Hey, ever wonder why we didn't get Edward Norton back as the Hulk? That's because the whole reason he signed up for the role was because Marvel promised him creative control over the movie, so he actually went and rewrote the script to add more character development ... only for Marvel to undo pretty much all his changes during editing. It's just shy of a miracle that he didn't Hulk Smash the entire studio to the ground after he found out he'd been conned.
Then we have Norton's fellow Academy Award nominee Mickey Rourke, who was too good for a Marvel film anyway (and for this world, in general). Rourke took the time to construct a true multidimensional villain in Iron Man 2, but, once again, all his hard work ended up on the cutting room floor. Marvel wanted a cartoon villain, so that's what they got. That perfectly sums up what might be Marvel's downfall. We love one-dimensional bad guys -- it's true. We love Die Hard and Indiana Jones. But eventually, when it's more of the same thing, we stop giving a shit.
We're just gonna leave this here.
Furthermore, the actors stop giving a shit, too. Jeremy Renner (yet another multiple Oscar nominee) signed up to play Hawkeye in The Avengers, so he was pretty pissed off when it turned out he was portraying a mind-controlled goon for half the movie. Even Chris Evans has made a little noise about quitting acting the moment his Marvel contract expires because he doesn't enjoy it anymore -- the grueling action sequences, uncomfortably tight suits, and endless promotional appearances that come with being an Avenger probably have something to do with that.
But look at it this way, Chris: If you keep at it and have a full-blown feud with Marvel, that means you're getting nominated for a golden statue at some point. Probably not from a Marvel movie, though, because ...
Comic Book Audiences Don't Actually Like Auteur Filmmakers
The ultimate reason why Marvel doesn't get auteur filmmakers to do their films is ... they already did. And it didn't work. Ang Lee's Hulk was described by the director as "a personal film on a big canvas," and Roger Ebert loved it. The fans? Not so much. When Zak Penn started writing a new Hulk script, his main selling point was how he'd make it more like the comics and less like Ang Lee's vision, and now his film is the better-praised one. Lee's version is widely seen as the shameful disaster, even though both movies made about the same amount of money.
"HULK CUT CARBS!"
People don't want to see a director's vision of their favorite book or comic -- they just want to see their favorite book or comic. And since 12 out of the 20 best-grossing films of 2013 were sequels or adaptations, that's what is being made. To those of you screaming "NOLAN!" right now, how do you think comic fans would have reacted to Christopher Nolan's Batman movies if they'd been told backward, or featured dream-within-a-dream sequences? In the context of Nolan's career, his Bat-movies are straightforward action flicks with dramatic music in every scene to make you think something deep is going on.
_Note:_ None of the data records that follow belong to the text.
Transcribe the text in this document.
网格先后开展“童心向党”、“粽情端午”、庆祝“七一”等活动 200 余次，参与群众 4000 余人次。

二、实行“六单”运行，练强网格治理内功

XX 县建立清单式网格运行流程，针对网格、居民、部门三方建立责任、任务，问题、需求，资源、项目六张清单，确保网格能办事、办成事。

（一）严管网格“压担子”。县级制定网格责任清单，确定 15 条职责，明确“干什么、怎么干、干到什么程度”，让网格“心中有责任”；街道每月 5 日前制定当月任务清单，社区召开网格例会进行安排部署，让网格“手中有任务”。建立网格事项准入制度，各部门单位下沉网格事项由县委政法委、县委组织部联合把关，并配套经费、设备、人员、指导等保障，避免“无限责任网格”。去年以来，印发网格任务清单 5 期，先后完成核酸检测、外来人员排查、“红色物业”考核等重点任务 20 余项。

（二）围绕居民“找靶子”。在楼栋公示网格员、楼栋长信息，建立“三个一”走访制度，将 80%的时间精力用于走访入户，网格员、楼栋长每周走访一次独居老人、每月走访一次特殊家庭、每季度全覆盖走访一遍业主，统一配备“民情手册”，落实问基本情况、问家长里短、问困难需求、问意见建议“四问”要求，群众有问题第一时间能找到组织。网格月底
We'll leave you with one final example: There's a movie with good audience ratings called Vidocq that was directed by a French director who had been widely praised for his work in special effects. Then a Hollywood studio hired him to make a superhero movie starring an award-winning actress at a high point of her career. He intentionally ignored much of the comic book source material in hopes of making a unique, original movie. That movie?
Yep, we're probably never getting meaningful, transcendental Marvel films, but if we do, you'll probably hate them and they'll be banished to obscurity. Marvel's best case scenario is telling the same stories over and over in slightly different configurations so we don't realize it.
All that said, that space raccoon looks dope as fuck.